Pour le procureur de la République de Besançon, il faudrait un juriste assistant en plus. “À court terme, sans moye, en plus pour nous aider à éplucher les dossiers, cela va être compliqué de répondre aux dossiers dans les temps”. Selon Etienne Manteaux, le traitement judiciaire des violences conjugales a progressé en qualité, mais il est plus chronophage qu’avant, du fait d’étapes à respecter, de dispositifs nouveaux comme Altérité, ces logements qui hébergent les conjoints violents sur Besançon.

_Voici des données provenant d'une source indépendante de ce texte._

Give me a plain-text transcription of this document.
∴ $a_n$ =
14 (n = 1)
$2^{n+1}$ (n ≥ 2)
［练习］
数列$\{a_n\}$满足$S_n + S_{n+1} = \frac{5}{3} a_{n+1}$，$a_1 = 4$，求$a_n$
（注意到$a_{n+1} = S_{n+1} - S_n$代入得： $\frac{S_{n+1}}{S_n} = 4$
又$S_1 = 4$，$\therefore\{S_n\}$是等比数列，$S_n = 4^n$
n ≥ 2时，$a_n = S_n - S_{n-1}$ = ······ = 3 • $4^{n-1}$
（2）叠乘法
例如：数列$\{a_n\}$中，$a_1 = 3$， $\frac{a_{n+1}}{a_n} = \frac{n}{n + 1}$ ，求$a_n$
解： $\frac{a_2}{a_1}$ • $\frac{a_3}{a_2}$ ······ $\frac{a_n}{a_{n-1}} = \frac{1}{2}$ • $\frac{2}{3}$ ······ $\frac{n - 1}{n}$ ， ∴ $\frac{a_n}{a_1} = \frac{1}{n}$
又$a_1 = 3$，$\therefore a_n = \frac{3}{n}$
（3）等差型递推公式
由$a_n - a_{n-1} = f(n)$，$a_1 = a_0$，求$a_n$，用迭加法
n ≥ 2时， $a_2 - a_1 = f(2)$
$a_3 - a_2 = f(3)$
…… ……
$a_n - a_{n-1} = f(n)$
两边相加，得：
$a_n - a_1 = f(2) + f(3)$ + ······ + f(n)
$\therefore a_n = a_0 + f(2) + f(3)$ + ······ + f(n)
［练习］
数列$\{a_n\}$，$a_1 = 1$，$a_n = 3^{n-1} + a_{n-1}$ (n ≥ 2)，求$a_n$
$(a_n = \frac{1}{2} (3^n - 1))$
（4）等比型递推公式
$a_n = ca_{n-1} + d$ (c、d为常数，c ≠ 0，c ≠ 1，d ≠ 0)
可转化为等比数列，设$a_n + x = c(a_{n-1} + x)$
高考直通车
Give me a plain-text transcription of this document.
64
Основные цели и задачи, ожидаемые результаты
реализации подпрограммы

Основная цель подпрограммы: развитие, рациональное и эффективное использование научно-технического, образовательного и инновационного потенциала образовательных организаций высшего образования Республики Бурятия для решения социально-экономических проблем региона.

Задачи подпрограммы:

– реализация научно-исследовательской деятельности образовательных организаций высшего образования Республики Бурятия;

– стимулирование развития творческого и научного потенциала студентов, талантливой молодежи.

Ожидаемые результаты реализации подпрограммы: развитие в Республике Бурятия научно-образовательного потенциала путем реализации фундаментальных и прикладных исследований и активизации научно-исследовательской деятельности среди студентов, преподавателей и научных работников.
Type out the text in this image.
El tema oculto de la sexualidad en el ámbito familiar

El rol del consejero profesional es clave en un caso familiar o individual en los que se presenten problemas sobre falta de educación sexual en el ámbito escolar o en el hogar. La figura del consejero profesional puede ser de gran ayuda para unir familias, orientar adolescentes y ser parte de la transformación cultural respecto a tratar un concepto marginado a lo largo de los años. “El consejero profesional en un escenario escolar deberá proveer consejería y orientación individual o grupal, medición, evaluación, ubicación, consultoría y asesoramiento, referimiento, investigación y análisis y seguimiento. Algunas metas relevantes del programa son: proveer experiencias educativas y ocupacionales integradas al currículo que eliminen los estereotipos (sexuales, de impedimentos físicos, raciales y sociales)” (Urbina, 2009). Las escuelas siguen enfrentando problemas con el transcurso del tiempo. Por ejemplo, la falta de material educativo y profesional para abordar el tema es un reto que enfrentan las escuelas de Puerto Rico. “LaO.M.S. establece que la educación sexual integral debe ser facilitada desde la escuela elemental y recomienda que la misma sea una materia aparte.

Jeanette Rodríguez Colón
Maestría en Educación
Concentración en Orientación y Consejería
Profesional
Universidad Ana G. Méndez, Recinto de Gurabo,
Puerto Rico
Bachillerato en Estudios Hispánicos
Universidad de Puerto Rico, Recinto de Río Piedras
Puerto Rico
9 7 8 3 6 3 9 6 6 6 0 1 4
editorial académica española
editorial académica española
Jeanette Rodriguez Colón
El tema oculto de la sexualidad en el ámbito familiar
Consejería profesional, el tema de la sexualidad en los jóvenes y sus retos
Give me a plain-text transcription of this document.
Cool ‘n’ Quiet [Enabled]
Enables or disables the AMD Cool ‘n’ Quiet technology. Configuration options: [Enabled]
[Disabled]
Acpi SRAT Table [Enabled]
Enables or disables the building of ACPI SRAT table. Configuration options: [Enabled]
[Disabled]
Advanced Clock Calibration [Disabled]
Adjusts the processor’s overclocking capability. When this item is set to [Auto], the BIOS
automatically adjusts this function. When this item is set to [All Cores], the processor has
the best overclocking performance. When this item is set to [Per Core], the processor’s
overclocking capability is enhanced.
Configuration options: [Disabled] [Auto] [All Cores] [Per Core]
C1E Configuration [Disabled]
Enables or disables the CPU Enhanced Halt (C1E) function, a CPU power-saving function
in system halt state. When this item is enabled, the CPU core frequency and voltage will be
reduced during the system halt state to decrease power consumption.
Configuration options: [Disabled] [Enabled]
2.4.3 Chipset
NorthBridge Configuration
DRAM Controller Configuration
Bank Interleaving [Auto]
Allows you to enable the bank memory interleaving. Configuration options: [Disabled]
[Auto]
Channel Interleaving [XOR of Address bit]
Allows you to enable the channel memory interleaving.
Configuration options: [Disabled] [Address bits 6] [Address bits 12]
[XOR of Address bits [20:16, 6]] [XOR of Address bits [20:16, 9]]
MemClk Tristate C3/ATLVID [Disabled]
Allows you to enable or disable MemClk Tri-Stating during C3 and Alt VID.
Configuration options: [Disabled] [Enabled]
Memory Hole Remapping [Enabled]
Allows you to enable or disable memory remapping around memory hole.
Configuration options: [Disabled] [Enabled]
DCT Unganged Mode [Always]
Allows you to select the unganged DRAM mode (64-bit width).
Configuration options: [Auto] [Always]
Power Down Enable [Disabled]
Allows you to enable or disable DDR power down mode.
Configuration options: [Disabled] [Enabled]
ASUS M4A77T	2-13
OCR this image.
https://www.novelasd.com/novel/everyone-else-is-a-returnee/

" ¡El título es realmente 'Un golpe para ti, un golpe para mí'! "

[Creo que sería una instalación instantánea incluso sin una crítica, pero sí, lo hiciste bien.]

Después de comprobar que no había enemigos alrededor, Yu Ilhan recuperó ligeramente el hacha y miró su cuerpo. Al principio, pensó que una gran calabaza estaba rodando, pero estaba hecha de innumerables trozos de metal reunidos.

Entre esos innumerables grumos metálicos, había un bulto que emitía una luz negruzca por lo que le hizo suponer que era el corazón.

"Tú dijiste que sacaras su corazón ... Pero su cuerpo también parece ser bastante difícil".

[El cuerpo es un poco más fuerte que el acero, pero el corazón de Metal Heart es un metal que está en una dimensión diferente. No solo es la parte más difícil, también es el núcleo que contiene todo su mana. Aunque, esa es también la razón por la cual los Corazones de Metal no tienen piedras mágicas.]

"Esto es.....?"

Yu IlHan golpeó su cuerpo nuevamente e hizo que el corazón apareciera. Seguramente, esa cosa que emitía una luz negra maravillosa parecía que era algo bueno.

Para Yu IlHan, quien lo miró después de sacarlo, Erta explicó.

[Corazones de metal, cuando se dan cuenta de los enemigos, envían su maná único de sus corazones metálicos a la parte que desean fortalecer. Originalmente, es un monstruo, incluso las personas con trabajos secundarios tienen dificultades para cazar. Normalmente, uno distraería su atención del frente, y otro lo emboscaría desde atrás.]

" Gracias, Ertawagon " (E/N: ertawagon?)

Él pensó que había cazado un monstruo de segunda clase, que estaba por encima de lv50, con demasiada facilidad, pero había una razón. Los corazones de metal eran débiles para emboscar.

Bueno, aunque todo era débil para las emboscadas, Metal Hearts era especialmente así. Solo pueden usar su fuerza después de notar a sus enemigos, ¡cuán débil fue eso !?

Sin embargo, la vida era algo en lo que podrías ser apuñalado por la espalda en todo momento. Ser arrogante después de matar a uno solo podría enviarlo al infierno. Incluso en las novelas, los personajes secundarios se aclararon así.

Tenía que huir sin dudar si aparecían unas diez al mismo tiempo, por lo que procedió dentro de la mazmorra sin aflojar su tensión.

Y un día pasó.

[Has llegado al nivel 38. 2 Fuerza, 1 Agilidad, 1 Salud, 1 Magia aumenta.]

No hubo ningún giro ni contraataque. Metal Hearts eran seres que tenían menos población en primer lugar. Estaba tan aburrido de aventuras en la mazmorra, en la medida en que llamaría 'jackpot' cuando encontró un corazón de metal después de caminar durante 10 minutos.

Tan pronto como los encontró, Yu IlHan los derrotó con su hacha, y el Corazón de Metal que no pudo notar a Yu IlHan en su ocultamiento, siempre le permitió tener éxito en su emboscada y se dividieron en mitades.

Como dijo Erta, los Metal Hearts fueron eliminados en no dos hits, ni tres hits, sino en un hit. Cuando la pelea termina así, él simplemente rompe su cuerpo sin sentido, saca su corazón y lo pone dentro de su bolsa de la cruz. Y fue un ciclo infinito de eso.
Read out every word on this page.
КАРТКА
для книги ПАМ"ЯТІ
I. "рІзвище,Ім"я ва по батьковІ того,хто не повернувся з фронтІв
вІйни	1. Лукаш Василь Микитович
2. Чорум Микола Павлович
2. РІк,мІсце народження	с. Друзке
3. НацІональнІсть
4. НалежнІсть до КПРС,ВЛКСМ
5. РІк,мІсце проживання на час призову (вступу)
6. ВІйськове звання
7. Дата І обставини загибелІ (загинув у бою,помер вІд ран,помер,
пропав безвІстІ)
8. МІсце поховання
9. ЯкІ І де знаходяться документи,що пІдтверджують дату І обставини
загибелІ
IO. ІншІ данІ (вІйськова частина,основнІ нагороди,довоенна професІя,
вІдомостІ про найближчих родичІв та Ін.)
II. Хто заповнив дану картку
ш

Une hausse des dossiers de violences conjugales en Bourgogne
Le mouvement de colère des parquets touche aussi la Bourgogne. Le procureur de la République de Dijon, Eric Mathais, rappelle dans un communiqué qu’“à Dijon, le contentieux des violences conjugales a connu une augmentation en 2020, puisque le nombre de dossiers enregistrés de faits commis entre conjoints ou ex-conjoints au sens large et comprenant les infractions liées à la relation “conjugale” (violences, menaces, harcèlement, violences sexuelles) est de 829 contre 623 en 2019. Cette tendance se poursuit en 2021.” Là aussi, le parquet demande des moyens supplémentaires.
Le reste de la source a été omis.